Learn from every mistake
Despite our efforts, we still screw up sometimes. A common conclusion from our post-mortems is that we need to simplify development. Recently, for instance, we broke some page layouts in IE when accidentally deleted an HTML doctype from a base template. In our post-mortem, we realized that we were making a repetitive change to our thirteen base templates, and that we messed up one of the thirteen edits. The mistake slipped past the original committer and the code reviewer (me). We realized that having so many base templates was an invitation for error and we're now working on consolidating those thirteen templates into one.
We're also reducing library version management by using a standardized requirements.txt file. We're simplifying web UI development with a style guide.
Over time, we're getting smarter and our system is getting simpler. That's the point.
So, is it working?
We only started these initiatives three months ago and the results have been incredible:
- Web error spikes are half as frequent as they used to be, and that doesn't include improvements we made before we started measuring.
- Our support team used to tell us when our messaging and streaming queues weren't working. Now we tell them — and we fix them fast.
- More times than we can count, a failing smoke test or pylint check has preventing us from a disastrous deploy.
We all recognize that there's tons more to do. Our system can become a lot simpler and more reliable. We need to close some monitoring loopholes.

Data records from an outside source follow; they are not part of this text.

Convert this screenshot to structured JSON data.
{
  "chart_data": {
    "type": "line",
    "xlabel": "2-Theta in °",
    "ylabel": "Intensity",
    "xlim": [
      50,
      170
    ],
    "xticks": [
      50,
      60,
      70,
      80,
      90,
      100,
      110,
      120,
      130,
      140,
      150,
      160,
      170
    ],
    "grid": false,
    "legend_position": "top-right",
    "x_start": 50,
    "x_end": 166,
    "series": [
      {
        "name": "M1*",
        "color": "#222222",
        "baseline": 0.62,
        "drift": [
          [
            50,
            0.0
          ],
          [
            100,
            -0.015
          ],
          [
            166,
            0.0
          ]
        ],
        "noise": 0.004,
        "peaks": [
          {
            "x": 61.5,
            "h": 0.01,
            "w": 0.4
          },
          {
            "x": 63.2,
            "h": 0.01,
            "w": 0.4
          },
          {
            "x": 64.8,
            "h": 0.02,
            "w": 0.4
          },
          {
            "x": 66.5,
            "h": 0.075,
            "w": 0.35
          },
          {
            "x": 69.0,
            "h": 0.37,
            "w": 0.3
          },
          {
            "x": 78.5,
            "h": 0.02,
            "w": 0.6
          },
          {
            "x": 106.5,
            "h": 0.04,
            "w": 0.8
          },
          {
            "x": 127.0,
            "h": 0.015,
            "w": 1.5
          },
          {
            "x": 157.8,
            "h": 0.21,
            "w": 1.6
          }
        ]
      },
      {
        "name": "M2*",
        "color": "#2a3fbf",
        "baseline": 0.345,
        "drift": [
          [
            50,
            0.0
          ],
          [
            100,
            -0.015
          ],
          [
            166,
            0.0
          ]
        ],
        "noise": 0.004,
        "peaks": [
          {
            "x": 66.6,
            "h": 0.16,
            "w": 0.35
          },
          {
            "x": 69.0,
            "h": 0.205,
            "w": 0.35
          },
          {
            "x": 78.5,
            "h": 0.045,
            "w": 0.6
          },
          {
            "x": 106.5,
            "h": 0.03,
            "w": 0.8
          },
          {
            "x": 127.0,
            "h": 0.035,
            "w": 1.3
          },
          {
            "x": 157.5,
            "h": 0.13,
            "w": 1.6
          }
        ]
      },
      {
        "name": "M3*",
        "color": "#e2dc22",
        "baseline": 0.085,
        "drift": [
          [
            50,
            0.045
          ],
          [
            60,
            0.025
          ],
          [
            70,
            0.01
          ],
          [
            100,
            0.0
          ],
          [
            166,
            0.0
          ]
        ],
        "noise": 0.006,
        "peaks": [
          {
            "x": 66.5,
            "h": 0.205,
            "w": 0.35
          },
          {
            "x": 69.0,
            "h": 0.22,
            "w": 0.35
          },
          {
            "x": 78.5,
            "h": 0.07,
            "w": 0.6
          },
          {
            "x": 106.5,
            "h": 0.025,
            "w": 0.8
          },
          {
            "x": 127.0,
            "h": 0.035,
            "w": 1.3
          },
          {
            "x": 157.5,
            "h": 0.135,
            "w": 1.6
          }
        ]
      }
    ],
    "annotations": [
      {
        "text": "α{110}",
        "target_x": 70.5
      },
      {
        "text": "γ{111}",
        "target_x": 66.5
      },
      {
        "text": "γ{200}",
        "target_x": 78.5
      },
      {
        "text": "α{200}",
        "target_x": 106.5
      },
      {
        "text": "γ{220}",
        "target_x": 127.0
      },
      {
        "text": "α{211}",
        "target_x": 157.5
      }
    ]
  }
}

We still to root out some false positives. We are honing our skills at writing automated tests. But the bottom line is that we're becoming more reliable, and we're keeping the Hacker Way alive and well. We haven't burdened ourselves with tons of rules and processes. We're continuing to experiment with new libraries, to roll out new tools, to invent quirky traditions, and to have fun.
We haven't grown up and we don't plan on it.